Do you know what kind of car he had? A complete squeak for those times - the old "Moskvich" of a bluish-gray color, I remembered the number for the rest of my life - 19-54.
She sent him off for good, but a year later they met again at a friendship evening, where his entire football team was invited. He began to come to her house with champagne and Fairy Tale cake. The cake, apparently, was somehow eaten, and she put champagne along the wall, so the whole battery lined up. And the more he came and crawled, the more he got on her nerves. And one day she said to him: “Do you see this whole battery of bottles? They will fly at you if you don’t stop walking.”
And he stopped - for a while.
We are sitting alone in the kitchen, and he says to me: You have no idea how beautiful she was - you can’t take your eyes off her.
- And now?
- And now do not tear.
- And how did you finally take it?
“Intellect,” he replies without hesitation. “That was my tactic. I came to her house, sat with her mother in the kitchen, talked. And they all gradually got used to me. Then she moved to her grandmother, I began to go there, and also talk, somehow called her for a walk, and she did not refuse ...
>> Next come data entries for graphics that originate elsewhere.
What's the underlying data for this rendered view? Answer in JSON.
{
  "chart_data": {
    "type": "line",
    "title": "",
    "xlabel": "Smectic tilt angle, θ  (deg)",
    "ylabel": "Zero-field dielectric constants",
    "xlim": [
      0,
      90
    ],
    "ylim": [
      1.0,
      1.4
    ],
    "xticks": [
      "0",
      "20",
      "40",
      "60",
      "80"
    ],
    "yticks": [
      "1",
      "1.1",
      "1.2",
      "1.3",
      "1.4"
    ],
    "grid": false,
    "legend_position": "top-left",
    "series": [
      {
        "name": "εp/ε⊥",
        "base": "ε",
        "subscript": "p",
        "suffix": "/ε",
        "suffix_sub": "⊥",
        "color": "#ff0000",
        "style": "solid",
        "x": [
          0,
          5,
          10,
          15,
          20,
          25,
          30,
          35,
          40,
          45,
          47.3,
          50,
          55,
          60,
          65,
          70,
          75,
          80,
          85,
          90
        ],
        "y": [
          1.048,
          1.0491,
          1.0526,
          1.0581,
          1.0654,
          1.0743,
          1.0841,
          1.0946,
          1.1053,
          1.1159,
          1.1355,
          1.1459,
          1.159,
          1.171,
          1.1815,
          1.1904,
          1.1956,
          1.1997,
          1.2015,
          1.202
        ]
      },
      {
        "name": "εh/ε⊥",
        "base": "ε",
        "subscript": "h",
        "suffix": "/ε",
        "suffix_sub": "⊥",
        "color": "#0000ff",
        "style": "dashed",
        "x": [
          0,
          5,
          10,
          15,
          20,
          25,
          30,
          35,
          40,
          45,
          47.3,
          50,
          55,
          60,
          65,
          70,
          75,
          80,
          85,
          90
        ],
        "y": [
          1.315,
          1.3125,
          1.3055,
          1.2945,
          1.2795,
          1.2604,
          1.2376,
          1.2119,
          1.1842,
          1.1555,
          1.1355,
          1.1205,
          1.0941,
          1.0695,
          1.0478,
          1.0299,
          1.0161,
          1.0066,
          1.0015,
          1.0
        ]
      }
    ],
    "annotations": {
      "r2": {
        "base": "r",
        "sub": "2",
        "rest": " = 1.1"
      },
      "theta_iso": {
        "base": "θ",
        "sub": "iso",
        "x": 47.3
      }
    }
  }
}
- I lived then with my grandmother, her name was Shamiram, so he came to her for me. And we began to sort of decorously-nobly walk. Somehow we walk past the Wedding Palace, and he tells me, listen, Stelka, let's go in and have a look. I was such a fool, come on, I say. And come on, he says, we will submit the documents, this does not oblige you to anything. Surely not obligatory? I ask. Exactly, he replies. Well, come on, I say. We applied and had to wait two weeks. He again - and let's sign it, it won't change anything in your life. I say - definitely will not change? He is, of course, exactly. As you lived with your grandmother Shamiram, so you will live. Well, I agree. I sew for myself - I sewed everything for myself then - a new dress with blue flowers, we come - and the people there recognize him, again - Markarov, Markarov. But everyone thinks that it was he who came to someone's wedding, it was too painful for me to look like a bride, and the three of us came - he, I and a witness. We signed, got out - and suddenly, as all the cars began to beep - these were others who had come to marry, so they congratulated their beloved football player - and I went back to my grandmother. And we continued to meet, as if going on dates to each other. They looked like a couple of months, and then one fine day he told me: if you don’t go to live with me as a wife, I’m going to the left. I say - how is it to the left? This is betrayal. I couldn't bear this anymore. That's how it all happened.
He besieged a small fortress named Stella for almost three years.
It was forty years ago in a languid, viscous captivating city, where figs grew right in the streets, and the asphalt in summer was dark blue from falling mulberries. The inhabitants of the city then were not divided into nationalities, but were simply called Baku residents. Playing football didn’t need a gaudy uniform, only professionals had cleats with spikes, and shin guards, without which now no boy would go on the field, no one even dreamed of then.
The Markarovs now live in Yerevan. ZIDAN is written in large letters in the entrance of their house. It seems to me that they could also write MARKAROV - and in letters no less.